Chili Garlic Chicken
Ingredients
For the Chicken Marinade:
- 1 pound chicken breasts boneless skinless thinly sliced
- 1 egg white
- ¼ cup soy sauce
- 2 tablespoons oyster sauce
- 2 teaspoons fish sauce
- 1 teaspoon brown sugar
- Salt and pepper to taste
For the Sauce Slurry:
- 1 teaspoon cornstarch
- 1 tablespoon water
For Stir Fry:
- 2 tablespoons vegetable oil
- 4 cloves garlic minced
- 2 red chilies finely sliced
- 1 medium red bell pepper sliced
- 4 green onions chopped
- 1 tablespoon cornstarch
- 1 tablespoon Shaoxing wine
For Serving:
- 7 ounces Asian style noodles cooked
- Fresh cilantro
- Lime wedges
Instructions
- Marinate the Chicken: Chicken slices go into a bowl with egg white, soy sauce, oyster sauce, fish sauce, brown sugar, salt, and pepper. Everything gets mixed until the chicken feels lightly coated and glossy. Let it rest while the rest of the ingredients get ready.

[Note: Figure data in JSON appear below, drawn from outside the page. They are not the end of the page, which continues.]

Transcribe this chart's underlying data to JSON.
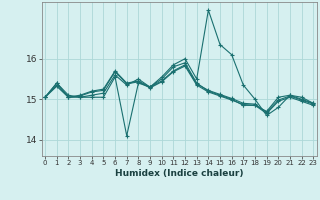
{
  "xlabel": "Humidex (Indice chaleur)",
  "ylabel": "",
  "background_color": "#d6f0f0",
  "grid_color": "#add8d8",
  "line_color": "#1a7070",
  "x_ticks": [
    0,
    1,
    2,
    3,
    4,
    5,
    6,
    7,
    8,
    9,
    10,
    11,
    12,
    13,
    14,
    15,
    16,
    17,
    18,
    19,
    20,
    21,
    22,
    23
  ],
  "y_ticks": [
    14,
    15,
    16
  ],
  "ylim": [
    13.6,
    17.4
  ],
  "xlim": [
    -0.3,
    23.3
  ],
  "series": [
    [
      15.05,
      15.4,
      15.1,
      15.05,
      15.05,
      15.05,
      15.55,
      14.1,
      15.4,
      15.3,
      15.55,
      15.85,
      16.0,
      15.5,
      17.2,
      16.35,
      16.1,
      15.35,
      15.0,
      14.6,
      14.8,
      15.1,
      15.05,
      14.9
    ],
    [
      15.05,
      15.4,
      15.05,
      15.05,
      15.1,
      15.15,
      15.6,
      15.35,
      15.5,
      15.3,
      15.5,
      15.8,
      15.9,
      15.4,
      15.2,
      15.1,
      15.0,
      14.85,
      14.85,
      14.7,
      15.05,
      15.1,
      15.0,
      14.9
    ],
    [
      15.05,
      15.35,
      15.05,
      15.1,
      15.2,
      15.25,
      15.7,
      15.4,
      15.45,
      15.3,
      15.45,
      15.7,
      15.85,
      15.38,
      15.22,
      15.12,
      15.02,
      14.9,
      14.88,
      14.68,
      14.98,
      15.08,
      14.98,
      14.88
    ],
    [
      15.05,
      15.32,
      15.05,
      15.08,
      15.18,
      15.22,
      15.68,
      15.38,
      15.43,
      15.28,
      15.43,
      15.68,
      15.82,
      15.35,
      15.18,
      15.08,
      14.98,
      14.87,
      14.85,
      14.65,
      14.95,
      15.05,
      14.95,
      14.85
    ]
  ]
}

- Prepare the Slurry: Cornstarch and water get stirred together in a small bowl until smooth. This helps the sauce thicken later and gives that shiny restaurant style finish.
- Heat the Pan: A wide pan or wok heats over medium high heat. Vegetable oil goes in and warms until it shimmers. Garlic and red chilies go in next and get stirred quickly until fragrant.
- Cook the Chicken: Marinated chicken slides into the pan in an even layer. Let it cook undisturbed briefly so it sears nicely, then stir until cooked through and lightly caramelized.
- Build the Sauce: Shaoxing wine gets added followed by the cornstarch slurry. Stir gently as the sauce thickens and coats the chicken. Bell pepper and green onions go in and cook just until tender.
- Combine with Noodles: Cooked noodles get added directly to the pan. Toss everything together until the noodles soak up the sauce and turn glossy and flavorful.
- Finish and Garnish: Remove from heat and top with fresh cilantro. Serve hot with lime wedges on the side for squeezing.